T-Mobile recently released the latest in its series of Flash Mob style adverts – a crowd of more than 500 people, including a human orchestra featuring 20 singers, greeted passengers arriving at Heathrow’s terminal 5.  This is the third in the series, with other flashmobs including the dance at Liverpool Street station and the Trafalgur Square sing along, and it begs the questions – are they overdoing the concept?


Source: PA

We all know that broadcasting companies tend to catch on to a popular format, cookery shows, reality TV, home makeover shows, and flog it like a dead horse until we can no longer stand the sight of any of the above.  But does digital media allow more room for serialisation and repetition of a theme?

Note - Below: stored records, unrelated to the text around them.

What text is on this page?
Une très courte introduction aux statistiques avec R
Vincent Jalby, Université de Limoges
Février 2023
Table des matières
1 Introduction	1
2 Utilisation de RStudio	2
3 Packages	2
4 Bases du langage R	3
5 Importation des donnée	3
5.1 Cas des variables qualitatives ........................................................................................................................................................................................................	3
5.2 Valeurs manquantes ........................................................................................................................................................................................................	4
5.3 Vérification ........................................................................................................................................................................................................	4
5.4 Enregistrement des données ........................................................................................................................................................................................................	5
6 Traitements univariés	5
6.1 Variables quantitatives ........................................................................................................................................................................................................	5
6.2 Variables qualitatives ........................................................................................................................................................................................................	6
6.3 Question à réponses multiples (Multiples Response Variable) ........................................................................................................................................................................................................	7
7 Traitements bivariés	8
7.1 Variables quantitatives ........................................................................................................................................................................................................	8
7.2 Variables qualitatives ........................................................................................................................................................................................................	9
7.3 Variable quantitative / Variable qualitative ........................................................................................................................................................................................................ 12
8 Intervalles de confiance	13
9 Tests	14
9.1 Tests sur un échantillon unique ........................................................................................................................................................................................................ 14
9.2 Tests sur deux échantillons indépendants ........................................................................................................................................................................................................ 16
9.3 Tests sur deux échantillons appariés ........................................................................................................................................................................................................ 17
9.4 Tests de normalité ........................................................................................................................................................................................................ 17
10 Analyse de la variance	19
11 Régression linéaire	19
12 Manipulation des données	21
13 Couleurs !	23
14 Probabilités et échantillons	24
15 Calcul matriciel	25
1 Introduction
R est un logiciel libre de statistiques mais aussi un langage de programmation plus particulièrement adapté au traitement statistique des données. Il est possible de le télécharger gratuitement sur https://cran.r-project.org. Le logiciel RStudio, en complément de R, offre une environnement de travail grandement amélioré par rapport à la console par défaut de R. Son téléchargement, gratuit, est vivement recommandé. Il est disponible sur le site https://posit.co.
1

I personally was a huge fan of the Liverpool street flash mob.  It captured my imagination, made me smile and hung very closely to the tagline ‘life’s for sharing’.  But when I heard about the latest offering, I did start to wonder if T-Mobile were clutching at straws here.  The YouTube viewing figures do somewhat speak for themselves with 23,672.246 viewing the original Liverpool Street Station flash mob from January 2009, dropping to 3,497 for the April 2009 sing along in Trafalgar Square and 1,710,620 for the Terminal 5 ‘Welcome home’ advert.

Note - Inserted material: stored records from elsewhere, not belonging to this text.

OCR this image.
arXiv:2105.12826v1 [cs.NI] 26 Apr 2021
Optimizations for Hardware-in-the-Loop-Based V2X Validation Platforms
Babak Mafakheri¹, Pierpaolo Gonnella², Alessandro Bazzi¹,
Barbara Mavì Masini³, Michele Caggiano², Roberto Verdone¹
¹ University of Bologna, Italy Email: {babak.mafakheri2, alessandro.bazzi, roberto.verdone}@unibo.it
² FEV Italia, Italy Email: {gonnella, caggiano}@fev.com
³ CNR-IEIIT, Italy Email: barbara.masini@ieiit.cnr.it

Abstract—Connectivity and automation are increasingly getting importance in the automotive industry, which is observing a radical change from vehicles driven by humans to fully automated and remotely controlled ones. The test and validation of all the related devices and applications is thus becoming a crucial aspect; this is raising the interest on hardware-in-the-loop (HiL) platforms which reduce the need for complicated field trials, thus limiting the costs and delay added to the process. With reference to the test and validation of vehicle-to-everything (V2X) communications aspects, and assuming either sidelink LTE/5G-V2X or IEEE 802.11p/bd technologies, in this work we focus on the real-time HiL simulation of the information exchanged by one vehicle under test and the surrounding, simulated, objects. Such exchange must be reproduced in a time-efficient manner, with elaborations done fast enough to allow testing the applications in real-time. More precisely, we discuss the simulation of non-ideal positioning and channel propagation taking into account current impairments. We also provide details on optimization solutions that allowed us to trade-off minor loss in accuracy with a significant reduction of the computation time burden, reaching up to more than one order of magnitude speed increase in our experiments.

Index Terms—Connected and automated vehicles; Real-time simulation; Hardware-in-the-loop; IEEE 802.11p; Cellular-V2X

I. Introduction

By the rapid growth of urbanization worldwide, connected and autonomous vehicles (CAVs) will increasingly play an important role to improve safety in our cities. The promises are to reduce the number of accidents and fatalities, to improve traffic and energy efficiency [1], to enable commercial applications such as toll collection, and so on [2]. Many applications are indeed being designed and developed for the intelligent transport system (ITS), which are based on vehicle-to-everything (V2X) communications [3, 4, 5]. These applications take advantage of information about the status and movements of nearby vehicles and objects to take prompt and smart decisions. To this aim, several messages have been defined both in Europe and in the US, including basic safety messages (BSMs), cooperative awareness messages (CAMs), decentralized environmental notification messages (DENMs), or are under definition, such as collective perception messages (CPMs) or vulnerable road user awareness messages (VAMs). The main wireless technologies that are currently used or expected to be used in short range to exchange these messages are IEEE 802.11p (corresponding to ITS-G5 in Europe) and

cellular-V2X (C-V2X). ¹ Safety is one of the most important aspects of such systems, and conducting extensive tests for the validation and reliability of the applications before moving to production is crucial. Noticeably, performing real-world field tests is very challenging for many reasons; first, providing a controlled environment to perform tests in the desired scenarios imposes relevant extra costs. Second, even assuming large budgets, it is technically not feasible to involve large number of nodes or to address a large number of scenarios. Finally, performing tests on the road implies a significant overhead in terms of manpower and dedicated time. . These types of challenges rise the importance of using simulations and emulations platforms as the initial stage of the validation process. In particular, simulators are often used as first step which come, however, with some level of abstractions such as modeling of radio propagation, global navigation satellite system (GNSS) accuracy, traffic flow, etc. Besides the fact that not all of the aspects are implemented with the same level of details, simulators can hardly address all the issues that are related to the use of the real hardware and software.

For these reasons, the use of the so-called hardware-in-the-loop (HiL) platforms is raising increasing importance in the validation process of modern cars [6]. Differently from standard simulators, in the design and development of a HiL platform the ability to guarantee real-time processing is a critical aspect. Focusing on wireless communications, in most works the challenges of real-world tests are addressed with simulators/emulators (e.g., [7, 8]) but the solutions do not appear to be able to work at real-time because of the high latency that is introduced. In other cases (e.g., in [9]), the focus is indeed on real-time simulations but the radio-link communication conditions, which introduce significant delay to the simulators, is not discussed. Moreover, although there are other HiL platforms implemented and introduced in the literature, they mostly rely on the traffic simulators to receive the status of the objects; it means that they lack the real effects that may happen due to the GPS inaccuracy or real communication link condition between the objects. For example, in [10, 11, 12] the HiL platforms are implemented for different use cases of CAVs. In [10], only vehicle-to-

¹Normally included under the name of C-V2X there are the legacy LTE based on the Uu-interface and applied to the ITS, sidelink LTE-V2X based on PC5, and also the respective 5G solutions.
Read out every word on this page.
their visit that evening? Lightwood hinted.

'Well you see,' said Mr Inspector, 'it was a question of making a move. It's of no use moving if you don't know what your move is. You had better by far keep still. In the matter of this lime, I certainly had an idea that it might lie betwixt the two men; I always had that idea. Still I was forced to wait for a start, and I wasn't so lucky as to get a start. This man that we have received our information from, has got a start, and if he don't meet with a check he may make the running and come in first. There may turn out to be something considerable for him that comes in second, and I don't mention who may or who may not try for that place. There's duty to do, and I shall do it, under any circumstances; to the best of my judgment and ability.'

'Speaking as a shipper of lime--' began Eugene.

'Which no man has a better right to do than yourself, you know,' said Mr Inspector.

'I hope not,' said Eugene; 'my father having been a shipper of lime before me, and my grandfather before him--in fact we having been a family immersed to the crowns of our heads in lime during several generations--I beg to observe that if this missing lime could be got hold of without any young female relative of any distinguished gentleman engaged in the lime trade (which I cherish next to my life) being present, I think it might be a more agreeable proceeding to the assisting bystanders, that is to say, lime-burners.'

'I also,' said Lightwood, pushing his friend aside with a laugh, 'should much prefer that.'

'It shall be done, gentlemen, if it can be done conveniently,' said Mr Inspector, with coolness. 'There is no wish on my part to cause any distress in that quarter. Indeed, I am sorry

But this does need to be viewed with some context – firstly, the Terminal 5 advert was only released at the end of October, so over 1.5 million views in less than a month is pretty impressive.  Secondly, viewing figures are likely to increase – when the first advert was launched using a flash mob on an advert was a pretty new concept, so it was bound to generate initial interest.  The figures do highlight however, that the ads still have a dedicated following who enjoy the adverts.  And I must confess that once again, when I actually watched the Terminal 5 ad, it did not fail to bring a smile to my fact.

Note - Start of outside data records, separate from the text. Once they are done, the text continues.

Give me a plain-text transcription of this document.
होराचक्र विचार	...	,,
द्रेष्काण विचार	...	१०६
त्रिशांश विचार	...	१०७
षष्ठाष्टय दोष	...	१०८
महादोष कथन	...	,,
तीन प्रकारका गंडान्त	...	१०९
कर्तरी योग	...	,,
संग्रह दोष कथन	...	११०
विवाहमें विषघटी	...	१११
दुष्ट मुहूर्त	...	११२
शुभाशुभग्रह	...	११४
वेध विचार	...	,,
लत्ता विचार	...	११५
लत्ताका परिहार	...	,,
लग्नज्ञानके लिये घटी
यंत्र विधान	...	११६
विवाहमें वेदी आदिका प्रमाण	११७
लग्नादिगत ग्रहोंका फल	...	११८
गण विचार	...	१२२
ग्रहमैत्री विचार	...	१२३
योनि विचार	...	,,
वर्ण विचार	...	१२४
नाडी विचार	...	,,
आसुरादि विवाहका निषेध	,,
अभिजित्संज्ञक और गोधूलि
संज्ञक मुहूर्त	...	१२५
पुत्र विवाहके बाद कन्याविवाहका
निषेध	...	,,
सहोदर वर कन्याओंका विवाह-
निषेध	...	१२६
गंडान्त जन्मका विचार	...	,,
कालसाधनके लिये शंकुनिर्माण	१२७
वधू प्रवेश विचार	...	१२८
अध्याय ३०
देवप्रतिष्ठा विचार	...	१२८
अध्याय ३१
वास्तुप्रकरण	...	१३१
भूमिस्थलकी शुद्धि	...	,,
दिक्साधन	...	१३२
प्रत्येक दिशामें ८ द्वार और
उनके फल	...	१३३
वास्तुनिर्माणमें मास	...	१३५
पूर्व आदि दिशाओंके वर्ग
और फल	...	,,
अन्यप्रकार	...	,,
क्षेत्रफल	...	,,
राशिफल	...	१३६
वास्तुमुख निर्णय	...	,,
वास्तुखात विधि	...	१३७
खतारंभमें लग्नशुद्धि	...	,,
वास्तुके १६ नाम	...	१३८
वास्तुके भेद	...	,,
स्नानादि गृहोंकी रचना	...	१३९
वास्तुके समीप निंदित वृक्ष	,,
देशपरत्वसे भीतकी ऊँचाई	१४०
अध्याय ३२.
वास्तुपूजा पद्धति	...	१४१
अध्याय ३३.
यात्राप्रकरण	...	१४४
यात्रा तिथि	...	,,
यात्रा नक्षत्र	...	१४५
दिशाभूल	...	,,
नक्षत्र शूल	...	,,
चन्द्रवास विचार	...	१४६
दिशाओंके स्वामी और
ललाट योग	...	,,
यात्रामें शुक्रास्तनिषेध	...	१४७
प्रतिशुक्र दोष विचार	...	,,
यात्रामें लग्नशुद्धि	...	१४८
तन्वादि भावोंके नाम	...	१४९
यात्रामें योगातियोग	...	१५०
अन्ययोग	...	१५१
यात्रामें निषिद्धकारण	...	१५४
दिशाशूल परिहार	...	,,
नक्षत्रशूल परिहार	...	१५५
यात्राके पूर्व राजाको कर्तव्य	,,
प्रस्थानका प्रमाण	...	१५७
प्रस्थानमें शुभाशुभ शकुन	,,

There are, however, some points of distinction that T-Mobile have effectively  – each advert has its different twist – one is a dance, one a sing-along and one a human orchestra.  This variety maintains interest.  I just hope that they keep a close eye on when this interest starts to dwindle and finish on a high…better to be a campaign that people remember fondly than over-do a concept and undo all your hard work.